Das Recht zur Einsprache sei wichtig, so Fiala. «Wer einspricht und verliert, soll künftig aber die Verfahrenskosten tragen müssen.» Das könnte bei manchem Beschwerdeführer die Motivation dämpfen. Wie aus der Baubranche zu vernehmen ist, haben die Einsprachen auch zugenommen, weil die Nachbarn auf eine Entschädigungszahlung des Bauherrn spekulieren und dafür im Gegenzug den Rekurs zurückziehen. Doch auch das Raumplanungsgesetz spielt eine Rolle: Die stärkere Innenverdichtung erhöht das Konfliktpotenzial.
Fialas Forderung kommt nicht von ungefähr: Sie sitzt seit kurzem im Verwaltungsrat von Port Real Estate. Das Unternehmen will an attraktiven Lagen Immobilien entwickeln, also Verdichtungspotenzial ausschöpfen und von einer stärkeren Ausnutzung profitieren.

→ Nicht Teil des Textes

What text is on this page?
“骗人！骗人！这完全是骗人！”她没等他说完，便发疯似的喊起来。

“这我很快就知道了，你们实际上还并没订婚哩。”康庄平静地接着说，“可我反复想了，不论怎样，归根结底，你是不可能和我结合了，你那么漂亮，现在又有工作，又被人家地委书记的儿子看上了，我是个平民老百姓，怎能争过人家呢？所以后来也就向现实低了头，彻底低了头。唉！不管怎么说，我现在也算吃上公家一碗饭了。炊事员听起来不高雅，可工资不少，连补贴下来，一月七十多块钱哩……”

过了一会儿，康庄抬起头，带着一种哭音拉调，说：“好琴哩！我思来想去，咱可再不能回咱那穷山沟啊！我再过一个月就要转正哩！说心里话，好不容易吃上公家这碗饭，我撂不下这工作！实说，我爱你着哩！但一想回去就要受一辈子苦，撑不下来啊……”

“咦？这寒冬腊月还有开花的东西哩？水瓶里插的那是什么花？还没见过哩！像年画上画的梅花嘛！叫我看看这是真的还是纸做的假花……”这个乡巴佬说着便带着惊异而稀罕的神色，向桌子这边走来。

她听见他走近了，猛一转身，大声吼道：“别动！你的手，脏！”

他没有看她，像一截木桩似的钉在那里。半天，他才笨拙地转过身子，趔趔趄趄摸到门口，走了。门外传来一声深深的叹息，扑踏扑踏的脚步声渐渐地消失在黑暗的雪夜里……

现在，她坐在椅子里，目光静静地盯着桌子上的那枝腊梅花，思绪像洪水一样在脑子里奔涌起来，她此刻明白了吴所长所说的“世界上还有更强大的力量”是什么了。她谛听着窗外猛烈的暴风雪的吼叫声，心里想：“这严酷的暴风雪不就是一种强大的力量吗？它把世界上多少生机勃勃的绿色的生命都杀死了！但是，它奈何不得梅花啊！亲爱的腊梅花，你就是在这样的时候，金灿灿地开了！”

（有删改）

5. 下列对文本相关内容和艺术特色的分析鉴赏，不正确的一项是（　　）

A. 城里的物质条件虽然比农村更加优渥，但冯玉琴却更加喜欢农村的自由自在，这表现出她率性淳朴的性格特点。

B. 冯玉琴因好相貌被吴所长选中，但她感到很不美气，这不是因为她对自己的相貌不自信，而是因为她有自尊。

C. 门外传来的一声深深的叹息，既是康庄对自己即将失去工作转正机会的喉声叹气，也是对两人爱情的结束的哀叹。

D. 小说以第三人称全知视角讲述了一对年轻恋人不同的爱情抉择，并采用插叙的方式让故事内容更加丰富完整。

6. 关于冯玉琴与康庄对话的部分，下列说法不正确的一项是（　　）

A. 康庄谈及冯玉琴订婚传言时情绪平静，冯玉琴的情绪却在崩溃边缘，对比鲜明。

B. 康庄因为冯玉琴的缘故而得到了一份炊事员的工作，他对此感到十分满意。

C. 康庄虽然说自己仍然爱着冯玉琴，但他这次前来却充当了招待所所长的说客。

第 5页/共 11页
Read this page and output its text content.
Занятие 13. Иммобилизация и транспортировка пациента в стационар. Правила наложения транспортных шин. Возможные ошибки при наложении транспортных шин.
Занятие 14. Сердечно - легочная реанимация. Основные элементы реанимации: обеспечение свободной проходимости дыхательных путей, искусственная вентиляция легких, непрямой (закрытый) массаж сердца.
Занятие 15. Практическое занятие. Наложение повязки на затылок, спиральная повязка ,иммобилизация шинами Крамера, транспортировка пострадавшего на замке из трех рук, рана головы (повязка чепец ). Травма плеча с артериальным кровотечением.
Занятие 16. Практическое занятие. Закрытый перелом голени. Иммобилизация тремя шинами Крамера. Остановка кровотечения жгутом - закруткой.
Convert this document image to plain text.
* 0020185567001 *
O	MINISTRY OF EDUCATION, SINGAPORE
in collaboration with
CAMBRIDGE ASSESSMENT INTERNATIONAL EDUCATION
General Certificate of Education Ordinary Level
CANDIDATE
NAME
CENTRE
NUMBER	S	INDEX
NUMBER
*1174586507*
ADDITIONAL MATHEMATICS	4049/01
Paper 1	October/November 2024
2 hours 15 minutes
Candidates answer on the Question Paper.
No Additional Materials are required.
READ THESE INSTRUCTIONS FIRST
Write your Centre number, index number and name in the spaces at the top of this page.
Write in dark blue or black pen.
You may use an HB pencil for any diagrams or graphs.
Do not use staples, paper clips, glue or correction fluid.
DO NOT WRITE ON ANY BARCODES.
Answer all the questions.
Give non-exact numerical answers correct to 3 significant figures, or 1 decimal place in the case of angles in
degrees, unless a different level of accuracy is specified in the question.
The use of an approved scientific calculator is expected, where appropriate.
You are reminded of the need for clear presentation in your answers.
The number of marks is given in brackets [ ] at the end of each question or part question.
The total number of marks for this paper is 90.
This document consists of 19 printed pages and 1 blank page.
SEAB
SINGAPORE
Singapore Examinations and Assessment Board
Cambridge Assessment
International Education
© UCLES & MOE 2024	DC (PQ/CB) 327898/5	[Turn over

Dabei soll mehr Wohnraum für die breite Mittelschicht entstehen. Investoren winken gemäss Firmenwebseite solide Wertsteigerungen und stabile Renditen. «Mit der älter werdenden Bevölkerung wird die Zuwanderung immer wichtiger. Deshalb müssen wir verdichten», sagt Fiala.
Anpassung wird geprüft
Die Gratiseinsprachen stehen auch in Bundesbern zur Debatte: Der Ständerat hat vor zwei Jahren ein Postulat an den Bundesrat überwiesen. Dieser muss prüfen, ob die gesetzliche Grundlage für ein massvolles Kostenrisiko bei Einsprachen geschaffen werden kann. Dann hätten die Kantone die Möglichkeit, die Gesetze anzupassen – so wie es einige bereits früher getan haben.
Doch das Bundesgericht kassierte diese Regelungen in einem Urteil ein. Es entschied 2017, dass dem Einsprecher die Verfahrenskosten bei der behördlichen Neuprüfung grundsätzlich nicht auferlegt werden dürfen. Er habe Anspruch auf rechtliches Gehör. Eine Ausnahme bilden offensichtlich missbräuchliche Rekurse. Doch Änderungen in der Rechtsprechung machen es heute beinahe unmöglich, Missbräuche nachzuweisen.